Trump der katholischen Kirche
All das geschieht bei schärfer werdendem Gegenwind. Ein bestimmtes Milieu betrachtet diesen Papst und sein System als Häretiker, als vom rechten Glauben abgefallen und hat ihm im Grunde den Krieg erklärt.
Stunden, bevor die Synodenväter im Vatikan zur Schlussabstimmung zusammenkamen, ließ sich der deutsche Kurienkardinal Gerhard Ludwig Müller im fernen Washington feiern. Der 71-Jährige, als Glaubenshüter des Vatikan entsorgt, hat ja jetzt Zeit. "Kardinal Müller ist der Donald Trump der katholischen Kirche", sagte vor großer Runde Gastgeberin Gloria von Thurn und Taxis. Und Müller bot dem Auditorium munter manch kritisches Wort gegen Franziskus. Denn der US-Katholizismus hat es nicht so mit diesem Papst aus dem Süden.

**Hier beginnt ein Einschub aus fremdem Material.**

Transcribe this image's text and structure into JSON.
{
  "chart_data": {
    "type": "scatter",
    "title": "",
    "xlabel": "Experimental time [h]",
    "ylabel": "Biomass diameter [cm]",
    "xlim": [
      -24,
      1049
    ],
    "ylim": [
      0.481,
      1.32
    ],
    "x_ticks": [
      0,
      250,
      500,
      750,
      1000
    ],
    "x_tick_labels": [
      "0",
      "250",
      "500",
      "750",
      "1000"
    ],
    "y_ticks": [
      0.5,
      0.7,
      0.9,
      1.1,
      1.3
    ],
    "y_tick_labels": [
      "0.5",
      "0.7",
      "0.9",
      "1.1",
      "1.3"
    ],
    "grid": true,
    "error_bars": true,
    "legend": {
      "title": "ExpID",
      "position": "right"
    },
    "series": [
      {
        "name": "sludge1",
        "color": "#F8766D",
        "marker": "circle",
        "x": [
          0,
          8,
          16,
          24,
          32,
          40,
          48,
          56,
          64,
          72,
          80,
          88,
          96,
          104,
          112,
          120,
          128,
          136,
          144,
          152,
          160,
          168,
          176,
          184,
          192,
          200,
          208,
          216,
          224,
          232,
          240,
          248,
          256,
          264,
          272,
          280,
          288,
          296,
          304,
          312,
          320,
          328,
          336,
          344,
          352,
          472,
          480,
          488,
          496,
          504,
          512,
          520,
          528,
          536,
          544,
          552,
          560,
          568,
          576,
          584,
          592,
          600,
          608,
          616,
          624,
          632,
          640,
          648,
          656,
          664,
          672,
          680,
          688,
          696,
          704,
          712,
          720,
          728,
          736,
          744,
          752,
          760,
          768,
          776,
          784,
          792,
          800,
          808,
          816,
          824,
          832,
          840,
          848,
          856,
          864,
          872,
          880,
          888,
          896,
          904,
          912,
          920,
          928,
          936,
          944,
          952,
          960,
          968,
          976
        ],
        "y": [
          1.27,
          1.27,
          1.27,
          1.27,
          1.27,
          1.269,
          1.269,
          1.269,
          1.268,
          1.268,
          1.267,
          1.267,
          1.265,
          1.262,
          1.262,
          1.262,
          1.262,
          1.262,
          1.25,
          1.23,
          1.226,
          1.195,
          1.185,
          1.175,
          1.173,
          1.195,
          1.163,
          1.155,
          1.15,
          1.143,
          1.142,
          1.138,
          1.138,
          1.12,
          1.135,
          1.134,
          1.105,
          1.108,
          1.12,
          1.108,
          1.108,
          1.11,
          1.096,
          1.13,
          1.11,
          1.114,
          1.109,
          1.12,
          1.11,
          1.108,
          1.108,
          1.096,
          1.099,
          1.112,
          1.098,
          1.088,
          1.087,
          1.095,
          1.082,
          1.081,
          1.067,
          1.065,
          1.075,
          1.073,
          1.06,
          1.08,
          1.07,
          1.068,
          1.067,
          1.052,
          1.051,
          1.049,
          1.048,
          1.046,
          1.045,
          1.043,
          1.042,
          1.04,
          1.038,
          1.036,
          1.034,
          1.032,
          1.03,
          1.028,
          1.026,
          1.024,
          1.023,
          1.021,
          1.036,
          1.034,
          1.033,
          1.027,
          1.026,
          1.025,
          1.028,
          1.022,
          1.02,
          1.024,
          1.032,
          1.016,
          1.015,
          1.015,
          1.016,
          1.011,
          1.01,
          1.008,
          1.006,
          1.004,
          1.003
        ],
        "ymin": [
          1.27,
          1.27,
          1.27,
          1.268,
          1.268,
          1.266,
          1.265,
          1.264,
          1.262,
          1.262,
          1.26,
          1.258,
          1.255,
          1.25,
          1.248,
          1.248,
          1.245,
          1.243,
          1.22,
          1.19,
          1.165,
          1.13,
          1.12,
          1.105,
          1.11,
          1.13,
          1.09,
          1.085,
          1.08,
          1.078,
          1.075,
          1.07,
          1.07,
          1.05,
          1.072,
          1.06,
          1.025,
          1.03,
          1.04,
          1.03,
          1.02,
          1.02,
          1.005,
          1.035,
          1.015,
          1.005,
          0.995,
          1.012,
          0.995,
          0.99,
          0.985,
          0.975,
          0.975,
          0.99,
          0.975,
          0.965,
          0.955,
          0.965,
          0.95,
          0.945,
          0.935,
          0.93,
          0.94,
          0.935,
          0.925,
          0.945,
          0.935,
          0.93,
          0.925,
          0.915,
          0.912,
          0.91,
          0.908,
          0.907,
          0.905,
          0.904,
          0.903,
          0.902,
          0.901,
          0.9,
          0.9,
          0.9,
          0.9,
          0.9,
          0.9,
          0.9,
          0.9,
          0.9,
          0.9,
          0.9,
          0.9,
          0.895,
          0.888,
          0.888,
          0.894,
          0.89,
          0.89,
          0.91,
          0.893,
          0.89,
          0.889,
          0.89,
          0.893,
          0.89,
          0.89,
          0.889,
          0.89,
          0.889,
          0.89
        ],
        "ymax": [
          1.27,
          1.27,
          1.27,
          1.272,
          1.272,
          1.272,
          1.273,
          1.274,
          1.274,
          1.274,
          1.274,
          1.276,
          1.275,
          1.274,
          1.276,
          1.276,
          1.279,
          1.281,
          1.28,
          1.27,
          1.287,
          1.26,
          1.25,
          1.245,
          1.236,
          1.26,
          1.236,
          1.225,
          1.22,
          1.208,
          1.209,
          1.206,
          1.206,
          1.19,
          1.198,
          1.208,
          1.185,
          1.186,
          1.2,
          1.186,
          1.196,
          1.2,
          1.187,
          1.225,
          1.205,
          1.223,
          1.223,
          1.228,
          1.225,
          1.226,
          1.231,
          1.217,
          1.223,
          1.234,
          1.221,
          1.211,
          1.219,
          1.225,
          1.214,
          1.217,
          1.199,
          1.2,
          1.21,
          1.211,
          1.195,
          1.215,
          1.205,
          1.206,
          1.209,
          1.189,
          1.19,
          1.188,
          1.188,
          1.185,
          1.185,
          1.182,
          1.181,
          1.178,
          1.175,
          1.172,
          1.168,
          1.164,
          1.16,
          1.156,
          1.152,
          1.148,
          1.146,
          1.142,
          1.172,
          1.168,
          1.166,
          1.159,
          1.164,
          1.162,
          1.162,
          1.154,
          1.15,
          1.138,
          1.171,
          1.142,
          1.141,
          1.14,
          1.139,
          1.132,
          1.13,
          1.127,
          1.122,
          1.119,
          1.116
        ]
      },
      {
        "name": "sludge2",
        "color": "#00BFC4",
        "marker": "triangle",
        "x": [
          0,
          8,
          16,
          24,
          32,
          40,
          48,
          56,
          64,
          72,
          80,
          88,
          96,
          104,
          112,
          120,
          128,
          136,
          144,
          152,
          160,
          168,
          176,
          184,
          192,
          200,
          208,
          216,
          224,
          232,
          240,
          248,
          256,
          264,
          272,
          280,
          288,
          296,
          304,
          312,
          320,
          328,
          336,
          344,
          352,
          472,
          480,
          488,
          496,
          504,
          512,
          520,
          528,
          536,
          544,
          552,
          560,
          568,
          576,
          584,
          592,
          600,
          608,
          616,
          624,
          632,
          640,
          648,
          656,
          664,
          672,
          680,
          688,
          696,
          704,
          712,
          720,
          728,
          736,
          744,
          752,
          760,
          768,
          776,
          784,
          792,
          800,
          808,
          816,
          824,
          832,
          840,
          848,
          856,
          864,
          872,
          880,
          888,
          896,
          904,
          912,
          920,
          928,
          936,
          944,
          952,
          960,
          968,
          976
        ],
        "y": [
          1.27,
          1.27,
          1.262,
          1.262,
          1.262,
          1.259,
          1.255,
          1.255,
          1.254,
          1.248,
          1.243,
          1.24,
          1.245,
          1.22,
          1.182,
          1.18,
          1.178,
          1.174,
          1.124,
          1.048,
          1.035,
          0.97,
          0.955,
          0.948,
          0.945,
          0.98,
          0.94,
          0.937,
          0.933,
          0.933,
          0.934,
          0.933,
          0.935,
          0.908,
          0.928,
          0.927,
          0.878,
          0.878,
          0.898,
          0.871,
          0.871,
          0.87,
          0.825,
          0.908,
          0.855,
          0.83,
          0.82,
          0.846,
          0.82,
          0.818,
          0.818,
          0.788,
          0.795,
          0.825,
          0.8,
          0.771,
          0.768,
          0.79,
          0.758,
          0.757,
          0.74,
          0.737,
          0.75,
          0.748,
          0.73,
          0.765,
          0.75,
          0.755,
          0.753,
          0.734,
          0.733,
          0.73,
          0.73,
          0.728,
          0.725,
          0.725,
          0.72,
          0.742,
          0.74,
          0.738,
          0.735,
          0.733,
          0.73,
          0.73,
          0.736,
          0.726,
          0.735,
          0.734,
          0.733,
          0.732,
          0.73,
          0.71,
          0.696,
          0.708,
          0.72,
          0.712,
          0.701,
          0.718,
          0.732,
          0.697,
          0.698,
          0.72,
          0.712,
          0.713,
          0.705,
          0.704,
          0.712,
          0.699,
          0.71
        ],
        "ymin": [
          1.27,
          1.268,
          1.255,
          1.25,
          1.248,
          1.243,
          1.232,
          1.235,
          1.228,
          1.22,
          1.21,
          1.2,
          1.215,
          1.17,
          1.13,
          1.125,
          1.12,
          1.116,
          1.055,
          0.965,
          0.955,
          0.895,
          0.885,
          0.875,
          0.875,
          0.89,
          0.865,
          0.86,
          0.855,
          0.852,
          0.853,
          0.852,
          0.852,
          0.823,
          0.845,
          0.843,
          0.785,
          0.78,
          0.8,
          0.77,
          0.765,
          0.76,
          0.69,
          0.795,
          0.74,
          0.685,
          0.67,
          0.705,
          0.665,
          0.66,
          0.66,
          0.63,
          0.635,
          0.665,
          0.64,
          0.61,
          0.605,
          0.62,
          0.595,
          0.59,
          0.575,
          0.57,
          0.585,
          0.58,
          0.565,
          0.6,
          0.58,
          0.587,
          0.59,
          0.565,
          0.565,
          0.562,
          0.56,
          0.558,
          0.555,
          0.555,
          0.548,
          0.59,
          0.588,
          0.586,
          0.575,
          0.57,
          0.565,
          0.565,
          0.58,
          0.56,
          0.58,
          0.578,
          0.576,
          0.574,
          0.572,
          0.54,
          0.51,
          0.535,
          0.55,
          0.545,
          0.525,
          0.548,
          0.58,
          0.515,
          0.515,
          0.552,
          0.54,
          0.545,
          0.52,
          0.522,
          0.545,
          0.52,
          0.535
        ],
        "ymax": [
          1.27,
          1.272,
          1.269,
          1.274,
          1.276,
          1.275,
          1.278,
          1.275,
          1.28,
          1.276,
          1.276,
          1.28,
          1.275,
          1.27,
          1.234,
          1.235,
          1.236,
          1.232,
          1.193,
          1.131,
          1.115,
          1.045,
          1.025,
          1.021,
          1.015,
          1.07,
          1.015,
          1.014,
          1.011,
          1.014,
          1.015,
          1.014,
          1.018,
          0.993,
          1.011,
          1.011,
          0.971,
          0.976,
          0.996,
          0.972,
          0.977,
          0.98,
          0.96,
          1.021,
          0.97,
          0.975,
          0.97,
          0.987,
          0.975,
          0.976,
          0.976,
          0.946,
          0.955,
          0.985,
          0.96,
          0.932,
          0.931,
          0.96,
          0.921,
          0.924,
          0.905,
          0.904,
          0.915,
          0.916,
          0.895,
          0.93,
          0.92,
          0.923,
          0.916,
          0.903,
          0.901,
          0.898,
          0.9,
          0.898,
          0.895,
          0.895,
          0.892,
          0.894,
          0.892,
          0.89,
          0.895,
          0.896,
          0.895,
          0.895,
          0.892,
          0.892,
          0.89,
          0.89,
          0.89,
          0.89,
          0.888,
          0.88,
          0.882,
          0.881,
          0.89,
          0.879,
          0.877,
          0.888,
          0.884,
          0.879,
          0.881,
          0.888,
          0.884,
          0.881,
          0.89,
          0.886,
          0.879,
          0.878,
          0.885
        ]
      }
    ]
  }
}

Sicher, das ist Komödienstadl: Gloria, die sich im Älterwerden als frühere Skandalnudel elegant verbürgerlichte, und ihr früherer Regensburger Bischof Müller. Aber das ist es nicht nur. Da ist die Überzeugung, dass die katholische Kirche in ihrer Spitze einen Mann wie Trump bräuchte. Das Phänomen Trump ist der Gegenentwurf zu Franziskus, seiner Leidenschaft für den "Schrei der Erde, den Schrei der Armen".
Sturm der Kritik aus USA
Das mediale Begleitbild zur Synode waren meist Momentaufnahmen von Indigenen, die die Bischöfe auf deren Weg zur Synodenaula empfingen. Da standen einfache Menschen aus Brasilien oder Peru, warmherzig, singend und tanzend, manchmal folkloristisch anmutend. Vielleicht war dieses Bild zu idyllisch. Einige hundert Meter weiter erinnerte in diesen Wochen eine Ausstellung an hunderte Opfer der wilden Ausbeutung am Amazonas in den vergangenen Jahrzehnten. Märtyrerinnen und Märtyrer. Getötete Priester, erschossene Ordensschwestern, vor allem aber namenlose einfache Menschen, die Goldgräbern oder Konzernen im Weg waren. Viele der wirtschaftlichen Zusammenhänge führen in die USA. Kein Wunder also, woher der Sturm der Kritik an der Amazonassynode am meisten weht, auch medial. Dieser Papst und seine Liebe zum Gesicht Amazoniens stören, auch sein Wille, die Kirche sensibler zu machen für das Leid. Er wird das künftig noch stärker zu spüren bekommen.